Save the capacity-scheduler.xml file. On the Status tab of the YARN service page, update the configurations of scheduler queues in real time by using the refreshQueues feature of ResourceManager. After the update is complete, check the configuration results on the web UI of ResourceManager. ResourceManager Web UI

In addition to the default partitioning feature for scheduler queues, compute engines (excluding Tez) also support the node label feature. The following table describes the parameters that are required for different engines.

Engine	Configuration item	Description
MapReduce	mapreduce.job.node-label-expression	The default partition that contains the nodes used by all containers of jobs.
	mapreduce.job.am.node-label-expression	The partition that contains the nodes used by ApplicationMaster.
	mapreduce.map.node-label-expression	The partition that contains the nodes used by map tasks.
	mapreduce.reduce.node-label-expression	The partition that contains the nodes used by reduce tasks.
Spark	spark.yarn.am.nodeLabelExpression	The partition that contains the nodes used by ApplicationMaster.
Spark	spark.yarn.executor.nodeLabelExpression	The partition that contains the nodes used by Executor.
Flink	yarn.application.node-label	The default partition that contains the nodes used by all containers of jobs.
Flink	yarn.taskmanager.node-label	The partition that contains the nodes used by TaskManager. This parameter is supported only if Apache Flink 1.15.0 or later is used in a cluster of EMR V3.44.0, EMR V5.10.0, or a minor version later than EMR V3.44.0 or EMR V5.10.0.

FAQ

Why is the data of node labels configured in centralized mode in a high availability cluster stored in a distributed file system?

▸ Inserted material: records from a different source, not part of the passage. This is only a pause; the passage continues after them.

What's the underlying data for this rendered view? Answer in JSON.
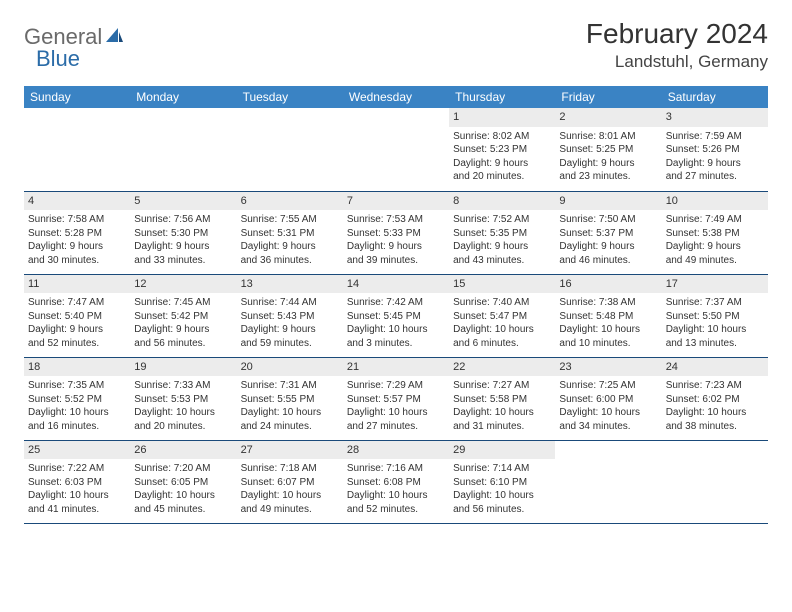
{
  "brand": {
    "part1": "General",
    "part2": "Blue"
  },
  "title": "February 2024",
  "location": "Landstuhl, Germany",
  "colors": {
    "header_bg": "#3a83c4",
    "daynum_bg": "#ececec",
    "row_border": "#1a4a7a",
    "logo_gray": "#6a6a6a",
    "logo_blue": "#2b6ca8"
  },
  "weekdays": [
    "Sunday",
    "Monday",
    "Tuesday",
    "Wednesday",
    "Thursday",
    "Friday",
    "Saturday"
  ],
  "weeks": [
    [
      null,
      null,
      null,
      null,
      {
        "n": "1",
        "sr": "Sunrise: 8:02 AM",
        "ss": "Sunset: 5:23 PM",
        "d1": "Daylight: 9 hours",
        "d2": "and 20 minutes."
      },
      {
        "n": "2",
        "sr": "Sunrise: 8:01 AM",
        "ss": "Sunset: 5:25 PM",
        "d1": "Daylight: 9 hours",
        "d2": "and 23 minutes."
      },
      {
        "n": "3",
        "sr": "Sunrise: 7:59 AM",
        "ss": "Sunset: 5:26 PM",
        "d1": "Daylight: 9 hours",
        "d2": "and 27 minutes."
      }
    ],
    [
      {
        "n": "4",
        "sr": "Sunrise: 7:58 AM",
        "ss": "Sunset: 5:28 PM",
        "d1": "Daylight: 9 hours",
        "d2": "and 30 minutes."
      },
      {
        "n": "5",
        "sr": "Sunrise: 7:56 AM",
        "ss": "Sunset: 5:30 PM",
        "d1": "Daylight: 9 hours",
        "d2": "and 33 minutes."
      },
      {
        "n": "6",
        "sr": "Sunrise: 7:55 AM",
        "ss": "Sunset: 5:31 PM",
        "d1": "Daylight: 9 hours",
        "d2": "and 36 minutes."
      },
      {
        "n": "7",
        "sr": "Sunrise: 7:53 AM",
        "ss": "Sunset: 5:33 PM",
        "d1": "Daylight: 9 hours",
        "d2": "and 39 minutes."
      },
      {
        "n": "8",
        "sr": "Sunrise: 7:52 AM",
        "ss": "Sunset: 5:35 PM",
        "d1": "Daylight: 9 hours",
        "d2": "and 43 minutes."
      },
      {
        "n": "9",
        "sr": "Sunrise: 7:50 AM",
        "ss": "Sunset: 5:37 PM",
        "d1": "Daylight: 9 hours",
        "d2": "and 46 minutes."
      },
      {
        "n": "10",
        "sr": "Sunrise: 7:49 AM",
        "ss": "Sunset: 5:38 PM",
        "d1": "Daylight: 9 hours",
        "d2": "and 49 minutes."
      }
    ],
    [
      {
        "n": "11",
        "sr": "Sunrise: 7:47 AM",
        "ss": "Sunset: 5:40 PM",
        "d1": "Daylight: 9 hours",
        "d2": "and 52 minutes."
      },
      {
        "n": "12",
        "sr": "Sunrise: 7:45 AM",
        "ss": "Sunset: 5:42 PM",
        "d1": "Daylight: 9 hours",
        "d2": "and 56 minutes."
      },
      {
        "n": "13",
        "sr": "Sunrise: 7:44 AM",
        "ss": "Sunset: 5:43 PM",
        "d1": "Daylight: 9 hours",
        "d2": "and 59 minutes."
      },
      {
        "n": "14",
        "sr": "Sunrise: 7:42 AM",
        "ss": "Sunset: 5:45 PM",
        "d1": "Daylight: 10 hours",
        "d2": "and 3 minutes."
      },
      {
        "n": "15",
        "sr": "Sunrise: 7:40 AM",
        "ss": "Sunset: 5:47 PM",
        "d1": "Daylight: 10 hours",
        "d2": "and 6 minutes."
      },
      {
        "n": "16",
        "sr": "Sunrise: 7:38 AM",
        "ss": "Sunset: 5:48 PM",
        "d1": "Daylight: 10 hours",
        "d2": "and 10 minutes."
      },
      {
        "n": "17",
        "sr": "Sunrise: 7:37 AM",
        "ss": "Sunset: 5:50 PM",
        "d1": "Daylight: 10 hours",
        "d2": "and 13 minutes."
      }
    ],
    [
      {
        "n": "18",
        "sr": "Sunrise: 7:35 AM",
        "ss": "Sunset: 5:52 PM",
        "d1": "Daylight: 10 hours",
        "d2": "and 16 minutes."
      },
      {
        "n": "19",
        "sr": "Sunrise: 7:33 AM",
        "ss": "Sunset: 5:53 PM",
        "d1": "Daylight: 10 hours",
        "d2": "and 20 minutes."
      },
      {
        "n": "20",
        "sr": "Sunrise: 7:31 AM",
        "ss": "Sunset: 5:55 PM",
        "d1": "Daylight: 10 hours",
        "d2": "and 24 minutes."
      },
      {
        "n": "21",
        "sr": "Sunrise: 7:29 AM",
        "ss": "Sunset: 5:57 PM",
        "d1": "Daylight: 10 hours",
        "d2": "and 27 minutes."
      },
      {
        "n": "22",
        "sr": "Sunrise: 7:27 AM",
        "ss": "Sunset: 5:58 PM",
        "d1": "Daylight: 10 hours",
        "d2": "and 31 minutes."
      },
      {
        "n": "23",
        "sr": "Sunrise: 7:25 AM",
        "ss": "Sunset: 6:00 PM",
        "d1": "Daylight: 10 hours",
        "d2": "and 34 minutes."
      },
      {
        "n": "24",
        "sr": "Sunrise: 7:23 AM",
        "ss": "Sunset: 6:02 PM",
        "d1": "Daylight: 10 hours",
        "d2": "and 38 minutes."
      }
    ],
    [
      {
        "n": "25",
        "sr": "Sunrise: 7:22 AM",
        "ss": "Sunset: 6:03 PM",
        "d1": "Daylight: 10 hours",
        "d2": "and 41 minutes."
      },
      {
        "n": "26",
        "sr": "Sunrise: 7:20 AM",
        "ss": "Sunset: 6:05 PM",
        "d1": "Daylight: 10 hours",
        "d2": "and 45 minutes."
      },
      {
        "n": "27",
        "sr": "Sunrise: 7:18 AM",
        "ss": "Sunset: 6:07 PM",
        "d1": "Daylight: 10 hours",
        "d2": "and 49 minutes."
      },
      {
        "n": "28",
        "sr": "Sunrise: 7:16 AM",
        "ss": "Sunset: 6:08 PM",
        "d1": "Daylight: 10 hours",
        "d2": "and 52 minutes."
      },
      {
        "n": "29",
        "sr": "Sunrise: 7:14 AM",
        "ss": "Sunset: 6:10 PM",
        "d1": "Daylight: 10 hours",
        "d2": "and 56 minutes."
      },
      null,
      null
    ]
  ]
}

In a high availability cluster, ResourceManager is deployed on multiple nodes. By default, open source Hadoop stores the data of node labels in the file:///tmp/hadoop-yarn-${user}/node-labels/ path. If a node failover occurs, the new node in the Active state cannot read the data of node labels from a local path. You must set the yarn.node-labels.fs-store.root-dir parameter to the storage directory of a distributed file system, such as /tmp/node-labels or ${fs.defaultFS}/tmp/node-labels. The default file system of EMR is HDFS. For more information, see the Use node labels section in this topic.

Important

Before you set the yarn.node-labels.fs-store.root-dir parameter to the storage directory of a distributed file system, make sure that the file system works as expected and the hadoop user can read data from and write data to the file system. Otherwise, ResourceManager fails to be started.

Why is the port of NodeManager not specified when I map a node to a partition?

Only one NodeManager resides on a node in an EMR cluster. Therefore, you do not need to specify the port of NodeManager. If you specify an invalid port of NodeManager or a random port, the specified node cannot be mapped to the specified partition when you run the yarn rmadmin -replaceLabelsOnNode command. You can run the yarn node -list -showDetails command to query the partition to which a node belongs.

What are the use scenarios of node labels?

In most cases, the node label feature is not enabled for EMR clusters. This is because the statistics collected by the open source Hadoop YARN service only account for the status of the DEFAULT partition, rather than the partition mapping of nodes. This increases O&M complexity. In addition, partition scheduling may not make full use of the resources in a cluster. This causes a waste of resources. Node labels are suitable for various scenarios. For example, you can separate batch jobs from streaming jobs to allow the jobs to run in different partitions at the same time in a cluster. After partition mapping is performed, you can run important jobs on a node that is not elastically added. If the specifications of nodes vary in a cluster, you can run jobs on nodes in different partitions to prevent the imbalance of resources.